REMBANG, Harianmuria.com – Sejumlah kerusakan di Pasar Pamotan menjadi perhatian Bupati Rembang Harno saat berkeliling pasar tradisional tersebut pada Senin, 24 Agustus 2026.
Harno menemukan sejumlah bagian bangunan pasar membutuhkan penanganan, terutama pagar pasar yang mulai rusak dan terancam ambrol.
Menurutnya kondisi tersebut perlu menjadi perhatian karena bangunan tersebut sudah cukup lama digunakan masyarakat.
“Karena pasar sudah lama, sekitar 20 tahunan,” sambungnya.
Dari hasil berkeliling pasar, Harno menemukan kondisi pagar di sejumlah sisi yang mulai mengalami kerusakan. Beberapa bagian pagar dinilai sudah berpotensi roboh sehingga perlu mendapatkan perhatian.
“Yang sebelah-sebelah pagarnya sudah mau ambrol. Itu yang paling utama,” tegasnya.
Selain pagar, kondisi bangunan di bagian belakang pasar juga menjadi sorotan. Harno menyebut bangunan tersebut sudah cukup lama sehingga kondisinya mulai memprihatinkan.
“Saking lamanya, bangunan yang di belakang juga sudah sangat memprihatinkan,” ungkapnya.
Dalam kunjungan tersebut, Harno tidak hanya melihat kondisi bangunan.

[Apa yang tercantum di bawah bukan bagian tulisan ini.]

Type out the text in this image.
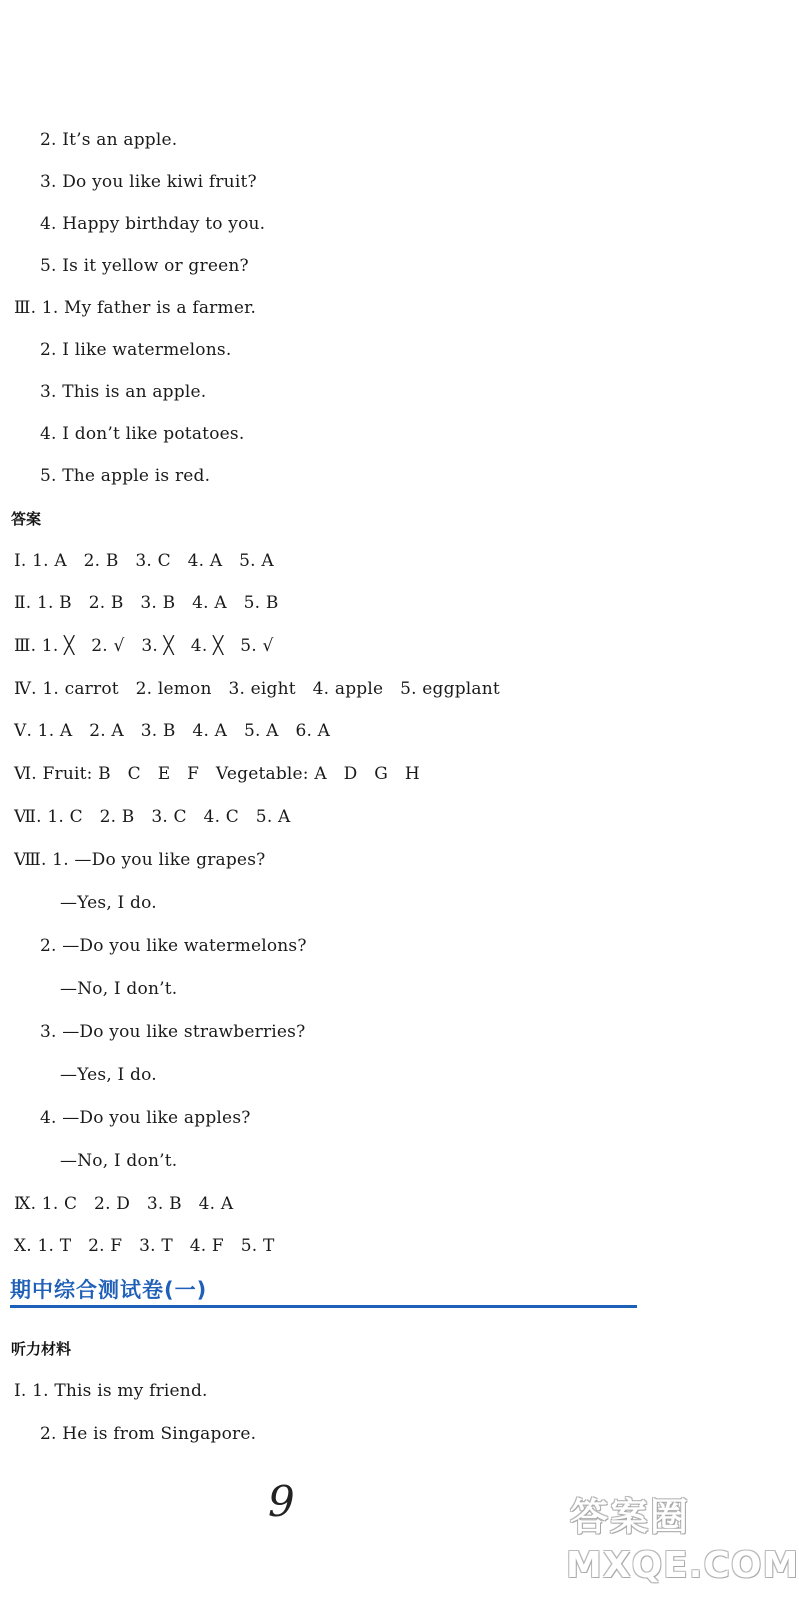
2. It’s an apple.
3. Do you like kiwi fruit?
4. Happy birthday to you.
5. Is it yellow or green?
Ⅲ. 1. My father is a farmer.
2. I like watermelons.
3. This is an apple.
4. I don’t like potatoes.
5. The apple is red.
答案
Ⅰ. 1. A   2. B   3. C   4. A   5. A
Ⅱ. 1. B   2. B   3. B   4. A   5. B
Ⅲ. 1. ╳   2. √   3. ╳   4. ╳   5. √
Ⅳ. 1. carrot   2. lemon   3. eight   4. apple   5. eggplant
Ⅴ. 1. A   2. A   3. B   4. A   5. A   6. A
Ⅵ. Fruit: B   C   E   F   Vegetable: A   D   G   H
Ⅶ. 1. C   2. B   3. C   4. C   5. A
Ⅷ. 1. —Do you like grapes?
—Yes, I do.
2. —Do you like watermelons?
—No, I don’t.
3. —Do you like strawberries?
—Yes, I do.
4. —Do you like apples?
—No, I don’t.
Ⅸ. 1. C   2. D   3. B   4. A
Ⅹ. 1. T   2. F   3. T   4. F   5. T
期中综合测试卷(一)
听力材料
Ⅰ. 1. This is my friend.
2. He is from Singapore.
9	答案圈
MXQE.COM
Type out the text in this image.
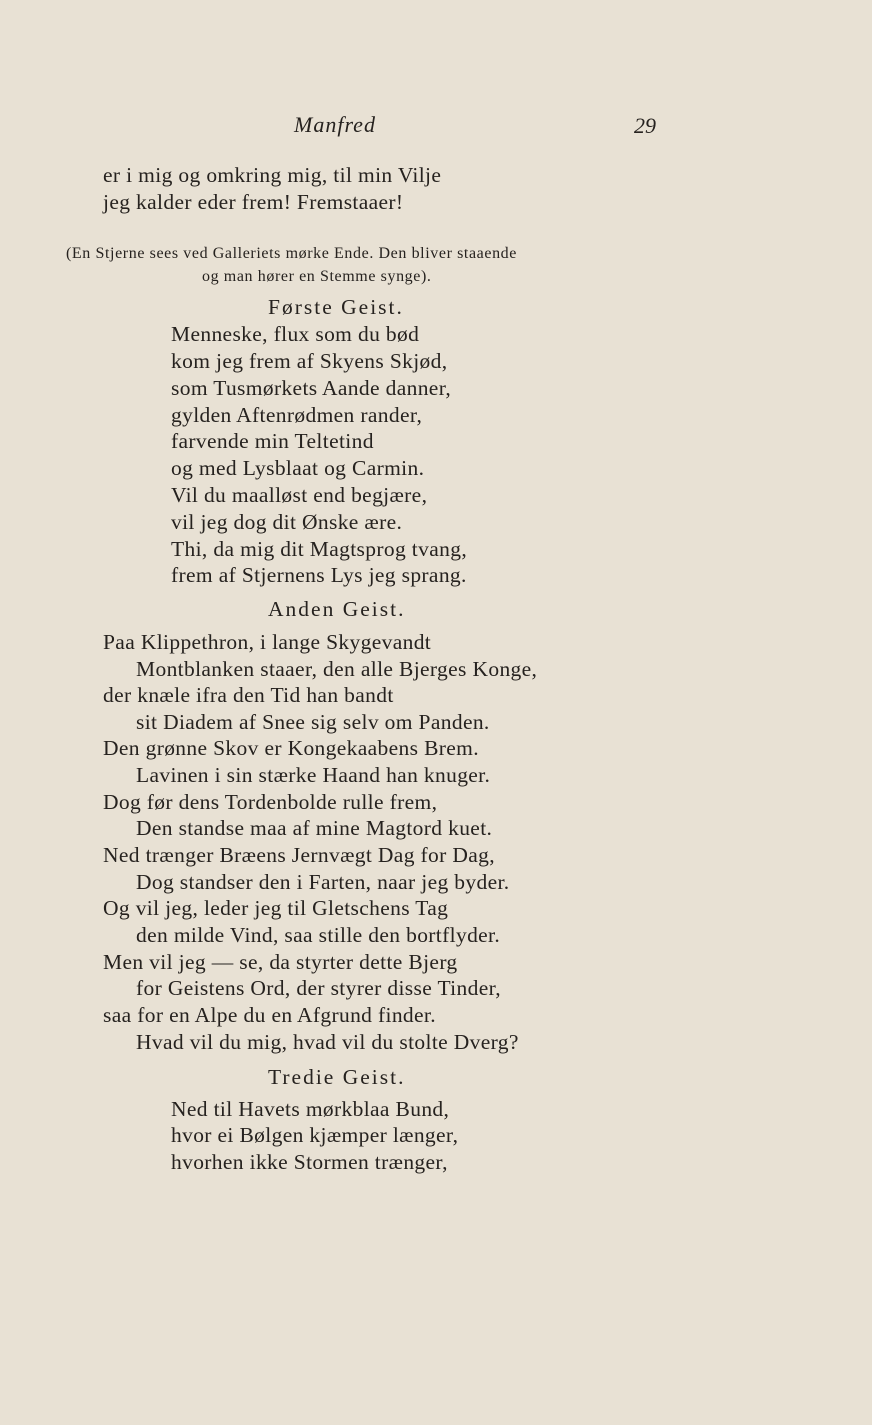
Manfred	29
er i mig og omkring mig, til min Vilje
jeg kalder eder frem! Fremstaaer!
(En Stjerne sees ved Galleriets mørke Ende. Den bliver staaende
og man hører en Stemme synge).
Første Geist.
Menneske, flux som du bød
kom jeg frem af Skyens Skjød,
som Tusmørkets Aande danner,
gylden Aftenrødmen rander,
farvende min Teltetind
og med Lysblaat og Carmin.
Vil du maalløst end begjære,
vil jeg dog dit Ønske ære.
Thi, da mig dit Magtsprog tvang,
frem af Stjernens Lys jeg sprang.
Anden Geist.
Paa Klippethron, i lange Skygevandt
Montblanken staaer, den alle Bjerges Konge,
der knæle ifra den Tid han bandt
sit Diadem af Snee sig selv om Panden.
Den grønne Skov er Kongekaabens Brem.
Lavinen i sin stærke Haand han knuger.
Dog før dens Tordenbolde rulle frem,
Den standse maa af mine Magtord kuet.
Ned trænger Bræens Jernvægt Dag for Dag,
Dog standser den i Farten, naar jeg byder.
Og vil jeg, leder jeg til Gletschens Tag
den milde Vind, saa stille den bortflyder.
Men vil jeg — se, da styrter dette Bjerg
for Geistens Ord, der styrer disse Tinder,
saa for en Alpe du en Afgrund finder.
Hvad vil du mig, hvad vil du stolte Dverg?
Tredie Geist.
Ned til Havets mørkblaa Bund,
hvor ei Bølgen kjæmper længer,
hvorhen ikke Stormen trænger,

Ia juga berkeliling menemui pedagang untuk mengetahui secara langsung berbagai persoalan yang dirasakan selama beraktivitas di Pasar Pamotan.
Menurutnya, masukan dari pedagang menjadi bagian penting dalam menentukan kebutuhan pasar ke depan.
“Kita lihat langsung apa yang perlu dipikirkan dan apa yang menjadi masukan dari para pedagang,” kata Harno.
Ia menilai kondisi pasar perlu dilihat secara menyeluruh. Tidak hanya bangunan utama, tetapi juga fasilitas pendukung yang menunjang aktivitas pedagang dan pengunjung.
“Yang penting kita lihat kondisi di lapangan. Mana yang paling mendesak, itu yang perlu menjadi perhatian,” katanya.
Harno berharap perbaikan fasilitas pasar nantinya dapat memberikan rasa aman dan nyaman bagi pedagang maupun masyarakat yang berbelanja.
Pasar Pamotan sendiri telah digunakan masyarakat selama sekitar dua dekade. Seiring bertambahnya usia bangunan, sejumlah fasilitas mulai membutuhkan pemeliharaan dan perbaikan.